O quarto dia de atividades foi dedicado à análise de conjuntura, conduzida por Rivane Arantes, do SOS Corpo, e Tereza Ruas, do INESC. A reflexão situou a luta das trabalhadoras domésticas dentro do contexto político atual, marcado por desinformação, ataques a direitos e novas formas de precarização. “Num contexto de muita mentira virtual, fazer análise de conjuntura é fundamental para que os movimentos possam ver a realidade como ela é, pensar com sua própria cabeça e tomar decisões conjuntas. Esse momento ajuda a organizar forças, identificar alianças e reconhecer o tamanho dos inimigos”, afirmou Rivane.
Na parte da tarde, as delegadas se dividiram em onze grupos de trabalho que aprofundaram debates essenciais para a vida da categoria. Foram discutidos temas como trabalho decente, combate à violência, igualdade racial e de gênero, saúde no trabalho e moradia digna. O resultado desse processo foi a formulação de um plano de luta nacional que orientará a federação durante os próximos cinco anos. Para Isabel Castro, dirigente sindical do Maranhão, o Congresso cumpriu o objetivo de valorizar a categoria e dar visibilidade às suas demandas. “Apesar das leis que já existem, nossos direitos ainda não estão sendo respeitados. O Congresso nos dá força para mostrar à sociedade, sobretudo aos empregadores, que precisamos que esses direitos sejam efetivados. As propostas que saem daqui são fundamentais para guiar nossa luta e cobrar mudanças.”
O encontro também reforçou seu caráter de espaço de formação. Durante os dias de atividades, aconteceu o terceiro módulo do Programa Trabalho Doméstico Cidadão (TDC), voltado à capacitação de novas lideranças. Para Chirlene dos Santos Brito, também reeleita para a diretoria, a experiência mostrou a força da auto-organização das trabalhadoras. “Esse congresso é um processo de formação e isso nos fortalece porque daqui saímos com um documento feito por nós, que expressa nossas demandas e anseios. Continuamos lutando pela equiparação de direitos, pela valorização e pelo reconhecimento do trabalho doméstico como parte essencial da economia e da vida das famílias.”

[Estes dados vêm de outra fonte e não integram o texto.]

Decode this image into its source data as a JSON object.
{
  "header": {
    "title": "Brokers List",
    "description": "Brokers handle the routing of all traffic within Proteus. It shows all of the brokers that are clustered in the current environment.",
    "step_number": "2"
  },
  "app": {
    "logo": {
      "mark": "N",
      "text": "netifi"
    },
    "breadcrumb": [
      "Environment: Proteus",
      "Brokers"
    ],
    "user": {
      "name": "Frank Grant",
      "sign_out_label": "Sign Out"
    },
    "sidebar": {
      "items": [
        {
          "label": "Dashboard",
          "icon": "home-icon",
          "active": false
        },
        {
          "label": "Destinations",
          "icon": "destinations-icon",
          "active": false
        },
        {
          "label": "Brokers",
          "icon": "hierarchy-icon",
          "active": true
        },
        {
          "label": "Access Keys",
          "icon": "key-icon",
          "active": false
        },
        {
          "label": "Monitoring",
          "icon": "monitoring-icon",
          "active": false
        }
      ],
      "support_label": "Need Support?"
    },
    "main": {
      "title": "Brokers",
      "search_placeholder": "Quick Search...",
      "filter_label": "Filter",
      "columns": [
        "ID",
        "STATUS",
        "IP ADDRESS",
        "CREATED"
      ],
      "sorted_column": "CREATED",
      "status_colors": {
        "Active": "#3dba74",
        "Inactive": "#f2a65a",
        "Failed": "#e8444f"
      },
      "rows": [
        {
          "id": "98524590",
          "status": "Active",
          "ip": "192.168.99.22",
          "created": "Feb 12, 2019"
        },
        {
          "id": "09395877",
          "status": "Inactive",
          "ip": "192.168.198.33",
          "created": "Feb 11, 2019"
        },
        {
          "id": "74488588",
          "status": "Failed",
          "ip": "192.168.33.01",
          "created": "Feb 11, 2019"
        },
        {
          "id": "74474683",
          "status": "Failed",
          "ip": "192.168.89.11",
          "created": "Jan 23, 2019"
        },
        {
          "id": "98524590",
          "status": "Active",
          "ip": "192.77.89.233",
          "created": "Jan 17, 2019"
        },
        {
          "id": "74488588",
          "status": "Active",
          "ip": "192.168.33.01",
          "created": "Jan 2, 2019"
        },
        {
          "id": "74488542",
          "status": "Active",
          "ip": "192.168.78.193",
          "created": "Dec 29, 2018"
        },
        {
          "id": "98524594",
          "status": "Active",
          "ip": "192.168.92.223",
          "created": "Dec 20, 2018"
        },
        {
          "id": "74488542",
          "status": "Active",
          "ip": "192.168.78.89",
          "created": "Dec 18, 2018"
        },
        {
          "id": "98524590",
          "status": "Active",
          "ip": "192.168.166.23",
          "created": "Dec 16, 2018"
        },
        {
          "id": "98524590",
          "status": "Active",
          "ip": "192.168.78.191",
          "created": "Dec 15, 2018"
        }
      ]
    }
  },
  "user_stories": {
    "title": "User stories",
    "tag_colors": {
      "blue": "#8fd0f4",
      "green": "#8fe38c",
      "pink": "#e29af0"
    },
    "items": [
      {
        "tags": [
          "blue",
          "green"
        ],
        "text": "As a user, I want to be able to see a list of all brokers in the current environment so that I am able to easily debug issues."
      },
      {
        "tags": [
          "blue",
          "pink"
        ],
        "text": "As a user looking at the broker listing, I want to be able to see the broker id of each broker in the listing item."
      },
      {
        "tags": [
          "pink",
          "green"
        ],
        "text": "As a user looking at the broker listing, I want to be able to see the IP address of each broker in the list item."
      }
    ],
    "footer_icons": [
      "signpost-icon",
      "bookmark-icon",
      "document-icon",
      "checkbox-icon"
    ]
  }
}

A etapa eleitoral consolidou as chapas únicas da FENATRAD e do Conselho Nacional dos Trabalhadores Domésticos do Brasil (CNTD) para o mandato 2025-2029. Eleita por aclamação, as diretorias reúnem lideranças de diferentes regiões do país. Para Francisco Xavier, os próximos anos trarão grandes desafios: “Estamos enfrentando uma onda de precarização do trabalho doméstico com aplicativos e cadastros de MEIs que negam nossos direitos históricos. Mas também estamos confiantes que, inspirados no legado de companheiras como Luiza Batista, vamos conseguir superar e avançar”.
O Congresso foi encerrado em clima de emoção e renovação. A memória de Luiza esteve presente em cada momento, lembrada como exemplo e inspiração. “Luiza vai ser lembrada pelas próximas gerações como a companheira que fez a diferença no trabalho doméstico. Em cada ação da FENATRAD daqui para frente vai ter um pouco do que ela fez e ensinou para nós”, afirmou Francisco Xavier. A nova diretoria assumiu o compromisso de transformar essa memória em ação, fortalecendo a organização nacional e garantindo que a voz das trabalhadoras domésticas siga ecoando em todos os espaços de decisão do país.